Sebegitu berisikonya tapi mereka tetap datang demi mengharapkan 2-3 liter beras dan beberapa puluh ribu rupiah.
Sekilas pandang, kita berpikir orang-orang miskin ini yang harus berterima kasih duluan kepada sang dermawan.
 
 
Tapi sini Ayah ceritakan kepadamu sesuatu.
Dulu kita punya tetangga yang kebetulan beda keyakinan agama dengan kita. Orangnya baik sekali. Ia aktif di lembaga sosial yang terafiliasi dengan rumah ibadahnya. Suatu kali Ayah pernah melihat ia di tepi jalan bersama beberapa orang, membagikan bingkisan kepada orang yang lewat.
Ada yang khas dari gesturenya.

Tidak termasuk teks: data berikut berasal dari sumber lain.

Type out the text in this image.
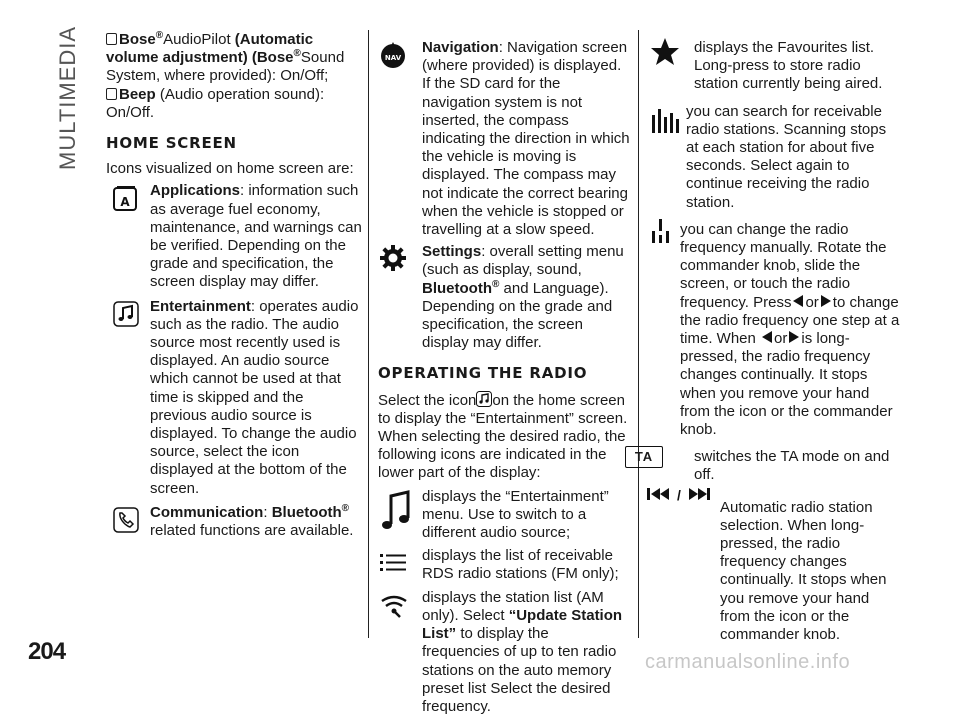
MULTIMEDIA	Bose®AudioPilot (Automatic volume adjustment) (Bose®Sound System, where provided): On/Off;

Beep (Audio operation sound): On/Off.

HOME SCREEN

Icons visualized on home screen are:

A
Applications: information such as average fuel economy, maintenance, and warnings can be verified. Depending on the grade and specification, the screen display may differ.
Entertainment: operates audio such as the radio. The audio source most recently used is displayed. An audio source which cannot be used at that time is skipped and the previous audio source is displayed. To change the audio source, select the icon displayed at the bottom of the screen.
Communication: Bluetooth®
related functions are available.
NAV
Navigation: Navigation screen (where provided) is displayed. If the SD card for the navigation system is not inserted, the compass indicating the direction in which the vehicle is moving is displayed. The compass may not indicate the correct bearing when the vehicle is stopped or travelling at a slow speed.
Settings: overall setting menu (such as display, sound,
Bluetooth® and Language). Depending on the grade and specification, the screen display may differ.
OPERATING THE RADIO

Select the icon on the home screen to display the “Entertainment” screen. When selecting the desired radio, the following icons are indicated in the lower part of the display:

displays the “Entertainment” menu. Use to switch to a different audio source;
displays the list of receivable RDS radio stations (FM only);
displays the station list (AM only). Select “Update Station List” to display the frequencies of up to ten radio stations on the auto memory preset list Select the desired frequency.
displays the Favourites list. Long-press to store radio station currently being aired.
you can search for receivable radio stations. Scanning stops at each station for about five seconds. Select again to continue receiving the radio station.
you can change the radio frequency manually. Rotate the commander knob, slide the screen, or touch the radio frequency. Press or to change the radio frequency one step at a time. When or is long-pressed, the radio frequency changes continually. It stops when you remove your hand from the icon or the commander knob.
TA	switches the TA mode on and off.
/
Automatic radio station selection. When long-pressed, the radio frequency changes continually. It stops when you remove your hand from the icon or the commander knob.
204	carmanualsonline.info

Setiap kali bingkisan itu berpindah tangan, mereka membungkuk lebih rendah daripada orang yang menerima.
Waktu itu Ayah tidak sempat bertanya. Tapi di kemudian hari baru Ayah tahu, bahwa itu memang etos sikap yang mereka yakini.
Orang yang memberi dianjurkan berterima kasih lebih duluan dan lebih besar daripada orang yang menerima. Pemberi berterima kasih karena di penerima sudah bersedia menjadi jalan bagi perbuatan baik si pemberi.
Si pemberi berterima kasih duluan karena si penerima bersedia menolong si pemberi agar tidak menjadi tamak dan serakah.